At one point Ivan reaches out and picks something off the wall. He shines his torch down on his hand, where a large coppery cockroach is sitting on his finger.
“There are four types of animals to be found in the Neglinnaya,” he says, “Rats, cockroaches, fish and spiders.” Former Moscow mayor Yury Luzhkov, explains Ivan, claimed to have discovered giant white cockroaches in the Neglinnaya tunnel during reconstruction work at the Bolshoi Theater in 2010. Luzhkov described “large cockroaches” of up to 10 centimeters in length that “we couldn’t even imagine.” He insisted that the insects were white “because it’s dark there, and they don’t want humans to touch them.” Ivan, however, says there is no evidence to suggest these creatures exist.

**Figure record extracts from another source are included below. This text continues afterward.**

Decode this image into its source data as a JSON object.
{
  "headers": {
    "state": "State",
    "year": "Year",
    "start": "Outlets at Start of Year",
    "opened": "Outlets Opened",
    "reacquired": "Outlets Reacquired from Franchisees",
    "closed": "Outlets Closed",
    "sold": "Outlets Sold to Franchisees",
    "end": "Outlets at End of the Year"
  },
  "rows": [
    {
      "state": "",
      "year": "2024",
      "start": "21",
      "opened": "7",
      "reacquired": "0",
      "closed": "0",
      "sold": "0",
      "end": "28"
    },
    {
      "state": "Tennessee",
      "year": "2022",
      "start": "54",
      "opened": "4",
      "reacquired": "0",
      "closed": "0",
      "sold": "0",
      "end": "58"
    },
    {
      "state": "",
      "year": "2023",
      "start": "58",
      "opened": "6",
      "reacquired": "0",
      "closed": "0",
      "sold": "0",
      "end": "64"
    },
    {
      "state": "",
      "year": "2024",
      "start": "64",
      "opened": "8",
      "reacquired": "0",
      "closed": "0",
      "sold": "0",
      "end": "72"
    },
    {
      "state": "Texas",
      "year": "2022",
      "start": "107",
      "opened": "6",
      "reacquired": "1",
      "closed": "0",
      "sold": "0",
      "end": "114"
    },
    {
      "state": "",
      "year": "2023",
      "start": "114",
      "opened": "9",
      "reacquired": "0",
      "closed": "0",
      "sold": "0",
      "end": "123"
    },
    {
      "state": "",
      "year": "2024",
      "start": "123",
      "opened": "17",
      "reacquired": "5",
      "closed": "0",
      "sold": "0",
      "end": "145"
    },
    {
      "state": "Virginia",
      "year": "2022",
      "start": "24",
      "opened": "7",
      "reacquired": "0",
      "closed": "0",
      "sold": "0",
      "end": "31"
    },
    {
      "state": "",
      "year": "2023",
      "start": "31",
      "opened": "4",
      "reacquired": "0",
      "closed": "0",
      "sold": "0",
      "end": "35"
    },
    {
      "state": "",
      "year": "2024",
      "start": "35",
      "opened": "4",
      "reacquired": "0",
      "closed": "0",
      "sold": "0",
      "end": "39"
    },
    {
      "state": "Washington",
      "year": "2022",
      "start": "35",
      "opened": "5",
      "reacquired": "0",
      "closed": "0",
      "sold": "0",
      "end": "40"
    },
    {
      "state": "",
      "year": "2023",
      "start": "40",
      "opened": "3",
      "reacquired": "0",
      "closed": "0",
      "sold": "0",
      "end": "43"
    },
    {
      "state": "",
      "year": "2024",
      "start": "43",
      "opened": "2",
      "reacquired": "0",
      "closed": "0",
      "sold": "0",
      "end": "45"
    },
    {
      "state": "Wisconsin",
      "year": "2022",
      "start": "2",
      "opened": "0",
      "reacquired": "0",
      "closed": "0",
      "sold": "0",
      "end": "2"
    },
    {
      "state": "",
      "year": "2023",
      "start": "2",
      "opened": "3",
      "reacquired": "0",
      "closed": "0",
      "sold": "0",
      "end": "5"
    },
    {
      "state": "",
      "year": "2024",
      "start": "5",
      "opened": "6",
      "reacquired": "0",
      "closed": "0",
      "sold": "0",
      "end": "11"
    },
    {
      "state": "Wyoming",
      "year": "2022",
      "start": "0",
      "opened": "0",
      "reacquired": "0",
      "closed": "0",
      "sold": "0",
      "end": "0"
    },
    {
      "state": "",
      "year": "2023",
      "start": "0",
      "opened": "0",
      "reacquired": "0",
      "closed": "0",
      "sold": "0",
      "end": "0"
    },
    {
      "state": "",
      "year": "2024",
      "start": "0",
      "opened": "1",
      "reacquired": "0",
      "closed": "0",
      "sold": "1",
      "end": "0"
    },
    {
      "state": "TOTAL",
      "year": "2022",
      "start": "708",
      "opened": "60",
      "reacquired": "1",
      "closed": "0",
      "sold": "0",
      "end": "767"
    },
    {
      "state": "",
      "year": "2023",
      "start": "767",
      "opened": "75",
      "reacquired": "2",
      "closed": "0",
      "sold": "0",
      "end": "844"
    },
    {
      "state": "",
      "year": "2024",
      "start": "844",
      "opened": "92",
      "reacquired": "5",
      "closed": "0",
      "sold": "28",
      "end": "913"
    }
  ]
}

The tour takes in several sections of tunnel,
including the original “collector,” or drain, and the “new” section – a
high, 4-kilometer-long concrete tunnel built from 1974-1989 to expand
the capacity of the drainage system and minimize flooding.
At various points in the past the river has been redirected into different pipes and channels, resulting in a network of bricked-up tunnels, junctions, archways and sluices. Side pipes carry rainwater into the main channel – at one stage a torrent of water suddenly erupts from a pipe behind us, spouting tens of gallons into the river.
A keen sense of balance is essential: At times the footing is uneven, and at one stage we are required to abseil down a 45-degree chute amid rushing water.
Diggers may be serious about their obsession but they appear to possess a sense of surreal humor, as evidenced by the graffiti on the tunnel walls: In one place the giant words “War and Peace” stretch from floor to ceiling in English.
At the end of the tour, we ascend a corroded ladder up a dusty brick shaft – and when the coast is clear we emerge from a manhole right in the middle of busy Trubnaya Ploshchad. The brilliant sunlight and pedestrians passing in blithe ignorance of the secret world beneath them strike a startling contrast, as two of our companions note.
“From now on, every time I drive over a drain cover I’m going to be thinking: ‘There are people down there,’” says Alexander, whose girlfriend Alexandra has taken him on the tour as an unusual birthday present. “Few people on the surface think about what’s going on under their feet.”
Extremalnaya Moskva runs tours of the Neglinnaya River every week for 2,470 rubles ($42) per head. An English-speaking guide is available on request.